2. The device for ultrasonic microbubble mediated transfection of claim 1, further comprising:

the bracket is detachably arranged on the liquid storage container, and the culture dish is arranged on the bracket in a vertically sliding manner through the lifting mechanism.

3. The device for ultrasonic microbubble mediated transfection of claim 2, wherein the support comprises a base, a first support rod, a second support rod and a carrier, the first support rod and the second support rod are relatively fixed on the base and extend in the up-down direction, the carrier is fixedly arranged between the first support rod and the second support rod, and the liquid storage container is arranged on the carrier.

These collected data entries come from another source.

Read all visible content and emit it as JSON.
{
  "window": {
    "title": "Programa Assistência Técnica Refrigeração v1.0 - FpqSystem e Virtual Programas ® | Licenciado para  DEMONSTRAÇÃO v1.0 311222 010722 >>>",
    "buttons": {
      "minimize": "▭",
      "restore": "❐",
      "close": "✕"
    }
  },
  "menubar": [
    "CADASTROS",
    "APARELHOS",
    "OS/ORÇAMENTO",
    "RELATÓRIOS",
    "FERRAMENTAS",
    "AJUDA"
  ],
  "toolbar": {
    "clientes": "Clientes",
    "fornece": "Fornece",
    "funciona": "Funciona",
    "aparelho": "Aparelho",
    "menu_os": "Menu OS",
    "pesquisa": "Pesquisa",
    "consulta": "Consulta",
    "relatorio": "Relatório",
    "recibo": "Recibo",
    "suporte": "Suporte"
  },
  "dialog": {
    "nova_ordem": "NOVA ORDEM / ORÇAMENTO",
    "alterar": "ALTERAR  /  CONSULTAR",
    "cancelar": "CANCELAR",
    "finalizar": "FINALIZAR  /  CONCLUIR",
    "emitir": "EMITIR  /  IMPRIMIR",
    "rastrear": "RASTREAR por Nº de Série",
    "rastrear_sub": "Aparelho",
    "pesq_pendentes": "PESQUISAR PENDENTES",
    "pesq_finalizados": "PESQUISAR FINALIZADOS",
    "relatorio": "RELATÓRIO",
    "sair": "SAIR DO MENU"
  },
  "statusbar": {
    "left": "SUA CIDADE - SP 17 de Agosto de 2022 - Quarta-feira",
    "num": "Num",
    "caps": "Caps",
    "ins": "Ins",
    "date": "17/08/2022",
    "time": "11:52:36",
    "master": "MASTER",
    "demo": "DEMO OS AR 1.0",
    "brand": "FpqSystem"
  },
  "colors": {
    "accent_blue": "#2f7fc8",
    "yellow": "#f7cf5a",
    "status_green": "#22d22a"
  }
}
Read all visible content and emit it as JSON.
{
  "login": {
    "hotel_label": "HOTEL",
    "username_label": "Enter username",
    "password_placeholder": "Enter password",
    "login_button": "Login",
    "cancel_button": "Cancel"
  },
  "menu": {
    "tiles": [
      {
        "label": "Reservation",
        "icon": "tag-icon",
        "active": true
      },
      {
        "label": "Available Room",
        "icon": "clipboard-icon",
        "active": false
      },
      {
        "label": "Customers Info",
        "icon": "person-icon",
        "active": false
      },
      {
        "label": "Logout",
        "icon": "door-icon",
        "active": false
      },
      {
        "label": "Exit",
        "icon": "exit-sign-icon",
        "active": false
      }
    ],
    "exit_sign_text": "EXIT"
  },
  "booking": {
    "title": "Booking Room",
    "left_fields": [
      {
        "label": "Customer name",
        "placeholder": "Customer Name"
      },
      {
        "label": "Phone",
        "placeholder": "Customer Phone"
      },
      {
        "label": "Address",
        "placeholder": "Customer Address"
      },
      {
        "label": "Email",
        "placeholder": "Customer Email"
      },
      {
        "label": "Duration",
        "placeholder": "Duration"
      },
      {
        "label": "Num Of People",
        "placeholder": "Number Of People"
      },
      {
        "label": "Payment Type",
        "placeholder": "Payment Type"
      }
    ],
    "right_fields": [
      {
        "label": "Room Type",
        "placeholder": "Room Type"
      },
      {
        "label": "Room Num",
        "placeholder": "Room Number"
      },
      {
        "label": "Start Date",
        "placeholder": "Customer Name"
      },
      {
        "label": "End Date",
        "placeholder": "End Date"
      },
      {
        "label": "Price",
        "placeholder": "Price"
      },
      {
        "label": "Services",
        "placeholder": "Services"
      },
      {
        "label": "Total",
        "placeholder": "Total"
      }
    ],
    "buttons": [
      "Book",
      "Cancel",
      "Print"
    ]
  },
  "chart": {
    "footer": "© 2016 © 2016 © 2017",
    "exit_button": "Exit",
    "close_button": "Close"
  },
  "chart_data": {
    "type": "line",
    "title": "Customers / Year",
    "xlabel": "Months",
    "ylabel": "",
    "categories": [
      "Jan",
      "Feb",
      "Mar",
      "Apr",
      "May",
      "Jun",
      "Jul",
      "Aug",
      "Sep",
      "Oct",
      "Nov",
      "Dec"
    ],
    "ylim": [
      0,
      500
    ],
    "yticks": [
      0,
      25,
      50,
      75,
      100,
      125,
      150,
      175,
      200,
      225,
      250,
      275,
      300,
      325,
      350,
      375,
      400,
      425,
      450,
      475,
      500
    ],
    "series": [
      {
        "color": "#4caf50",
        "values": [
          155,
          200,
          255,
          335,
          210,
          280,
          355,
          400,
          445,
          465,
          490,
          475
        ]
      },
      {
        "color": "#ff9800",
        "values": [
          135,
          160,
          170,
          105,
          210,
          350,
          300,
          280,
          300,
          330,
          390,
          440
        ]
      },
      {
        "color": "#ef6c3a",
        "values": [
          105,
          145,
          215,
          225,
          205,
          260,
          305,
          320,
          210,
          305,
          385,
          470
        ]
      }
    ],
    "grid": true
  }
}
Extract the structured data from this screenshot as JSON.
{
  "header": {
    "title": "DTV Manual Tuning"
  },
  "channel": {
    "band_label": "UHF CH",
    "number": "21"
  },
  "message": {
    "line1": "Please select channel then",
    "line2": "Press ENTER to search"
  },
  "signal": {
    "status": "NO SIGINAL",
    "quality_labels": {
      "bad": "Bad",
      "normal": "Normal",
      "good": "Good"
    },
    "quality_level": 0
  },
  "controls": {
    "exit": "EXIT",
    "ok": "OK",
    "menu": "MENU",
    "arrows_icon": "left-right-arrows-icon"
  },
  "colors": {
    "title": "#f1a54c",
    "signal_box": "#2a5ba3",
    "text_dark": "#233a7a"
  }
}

4. The device for ultrasonic microbubble mediated transfection of claim 3, wherein the lifting mechanism comprises:

the first support rod is provided with a first sliding groove extending along the up-down direction, the second support rod is provided with a second sliding groove extending along the up-down direction, the first screw rod is arranged in the first sliding groove and can pivot along the self axis, and the second screw rod is arranged in the second sliding groove and can pivot along the self axis;

the first sliding block is slidably arranged in the first sliding groove and is sleeved with the first screw rod thread, and the second sliding block is slidably arranged in the second sliding groove and is sleeved with the second screw rod thread;

the tray is provided with a connecting arm at two sides respectively, one of the two connecting arms is fixedly connected with the first sliding block, and the other of the two connecting arms is fixedly connected with the second sliding block; the culture dish is arranged on the tray.

5. The device for ultrasonic microbubble mediated transfection of claim 4, wherein the lifting mechanism further comprises a first handle and a second handle, the first handle is arranged at the upper end of the first screw rod for being operated by a user to drive the first screw rod to rotate, and the second handle is arranged at the upper end of the second screw rod for being operated by the user to drive the second screw rod to rotate.

6. The device for ultrasonic microbubble-mediated transfection as set forth in claim 1, wherein a waterproof interface connected to an ultrasonic generator is provided at the bottom of the liquid storage container, the ultrasonic transducer has a connection wire extending downward from above, and the free end of the connection wire has a plug-in connector plugged into the waterproof interface.